Те чувства боли, обиды и разочарования маленького человечка Маша и сейчас легко может воспроизвести.

Травма, что вы хотите. “Кинг Конга” тоже долго прорабатывали. Успехи есть, но пока минимальные.

Родители никогда не говорили Маше, что она самая красивая и умная девочка на свете. Она и выросла с убеждением, что нет, не самая она. Не самая красивая. Не самая умная. Так, обычный человек. Серое ничтожество. Зряшное создание. Оттого и не вились вокруг нее хороводы ухажеров, а припал лишь этот несчастный абьюзер Гена.

Хороводы у самых красивых пасутся, им не до Маши.

Все, что дорого, папа с мамой могли легко отнять. Все, что есть у тебя своего, говорили они, это насморк под мокрым носом. Побольше поплачешь, поменьше в нужнике посидишь. Твои чувства – чепушка, чешуя, мелочь. Сама ты – ничтожная былинка на ветру.

Вот и все, что слышала Маша в отчем доме. Хотя она и не была уверена в полной мере про “былинку” и “чепушку”, но что-то на подсознательном уровне ей отзывалось, что-то побаливало в душе.

И с таким трагическим багажом она вошла во взрослую жестокую жизнь. С нулевой самооценкой, с оголенной израненной сердцевиной. В эту сердцевину прыгали грязными сапогами поочередно то муж Гена, то родители, то коллеги-библиотекарши, а то и просто прохожие, специально толкавшие Машу плечами.

Вера Модестовна рекомендовала Маше взращивать самооценку всевозможными доступными способами. “Не жалейте для себя ничего, Машенька…Баюкайте своего внутреннего ребенка, гулите ему, пойте песенки, балуйте его…Позвольте ему, этому внутреннему ребенку, быть любимой маминой малышкой. Поглаживайте себя там, где особенно болит. Говорите слова любви ему, додайте любви ему…”.

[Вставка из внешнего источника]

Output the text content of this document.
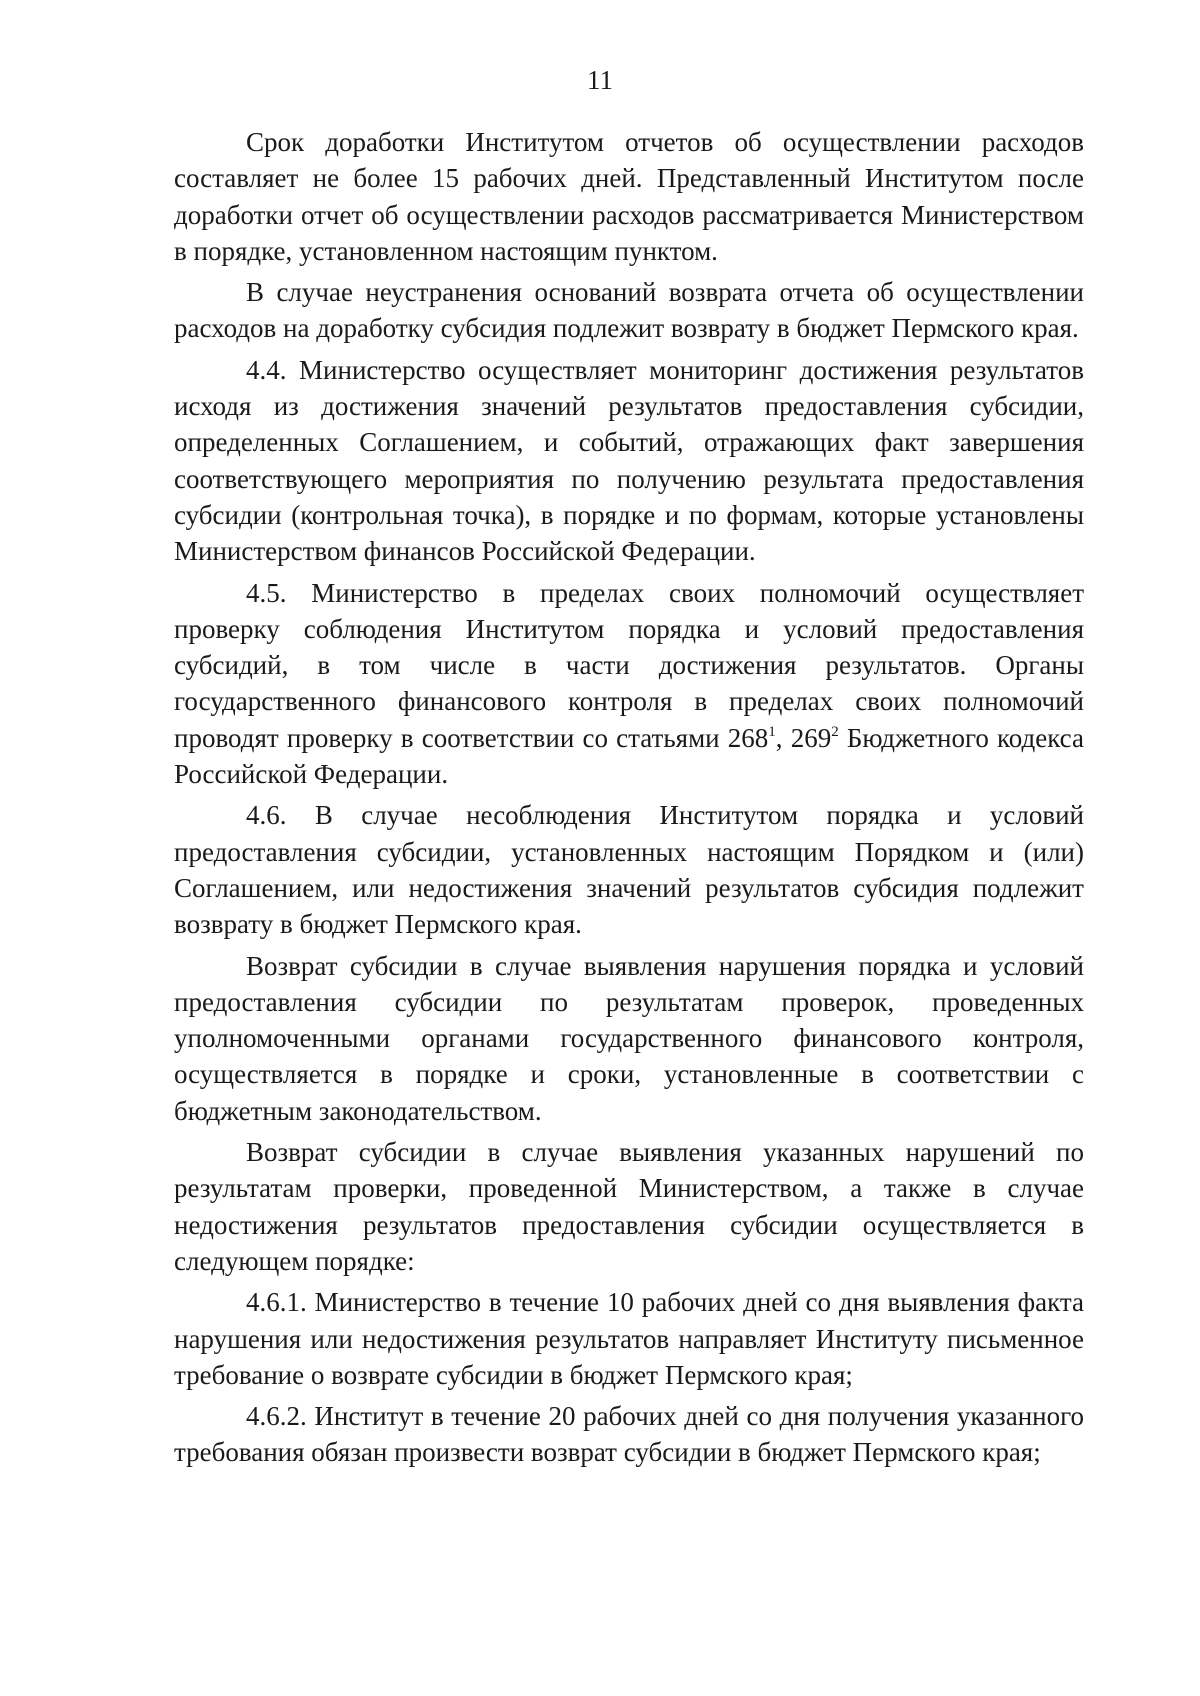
11

Срок доработки Институтом отчетов об осуществлении расходов составляет не более 15 рабочих дней. Представленный Институтом после доработки отчет об осуществлении расходов рассматривается Министерством в порядке, установленном настоящим пунктом.

В случае неустранения оснований возврата отчета об осуществлении расходов на доработку субсидия подлежит возврату в бюджет Пермского края.

4.4. Министерство осуществляет мониторинг достижения результатов исходя из достижения значений результатов предоставления субсидии, определенных Соглашением, и событий, отражающих факт завершения соответствующего мероприятия по получению результата предоставления субсидии (контрольная точка), в порядке и по формам, которые установлены Министерством финансов Российской Федерации.

4.5. Министерство в пределах своих полномочий осуществляет проверку соблюдения Институтом порядка и условий предоставления субсидий, в том числе в части достижения результатов. Органы государственного финансового контроля в пределах своих полномочий проводят проверку в соответствии со статьями $268^1$, $269^2$ Бюджетного кодекса Российской Федерации.

4.6. В случае несоблюдения Институтом порядка и условий предоставления субсидии, установленных настоящим Порядком и (или) Соглашением, или недостижения значений результатов субсидия подлежит возврату в бюджет Пермского края.

Возврат субсидии в случае выявления нарушения порядка и условий предоставления субсидии по результатам проверок, проведенных уполномоченными органами государственного финансового контроля, осуществляется в порядке и сроки, установленные в соответствии с бюджетным законодательством.

Возврат субсидии в случае выявления указанных нарушений по результатам проверки, проведенной Министерством, а также в случае недостижения результатов предоставления субсидии осуществляется в следующем порядке:

4.6.1. Министерство в течение 10 рабочих дней со дня выявления факта нарушения или недостижения результатов направляет Институту письменное требование о возврате субсидии в бюджет Пермского края;

4.6.2. Институт в течение 20 рабочих дней со дня получения указанного требования обязан произвести возврат субсидии в бюджет Пермского края;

Маша баюкала себя, гулила и пела. Поглаживала места, где пульсировала боль. А пульсировала она отчего-то везде. Уверяла внутреннего ребенка в безграничной любви к нему. Муж Гена посматривал на все это немного с опаской. Ему казалось, что Маша слегка поехала разумом. Поскорбела и так не сильно здоровой своей головой.

Он даже предлагал Маше не страдать глупостями, а родить ребенка. Машин внутренний малыш в такие моменты сиротливо подвывал или привычно обиженно отворачивался от злого дяди Гены. И сидел так – одинокий, недолюбленный, израненный.

Вера Модестовна вообще-то Гену осуждала. Настаивала, что Гена – тот еще абьюзер. Маша, как поясняла Вера Модестовна, взрощенная в обстановке морального насилия, обесценивания и нелюбви, просто не могла бы в принципе разжиться достойным спутником жизни. Взяла то, что дали. А дали абьюзера. Этот Гена отрабатывает свои мужские комплексы на Маше, использует ее податливые душу и тело.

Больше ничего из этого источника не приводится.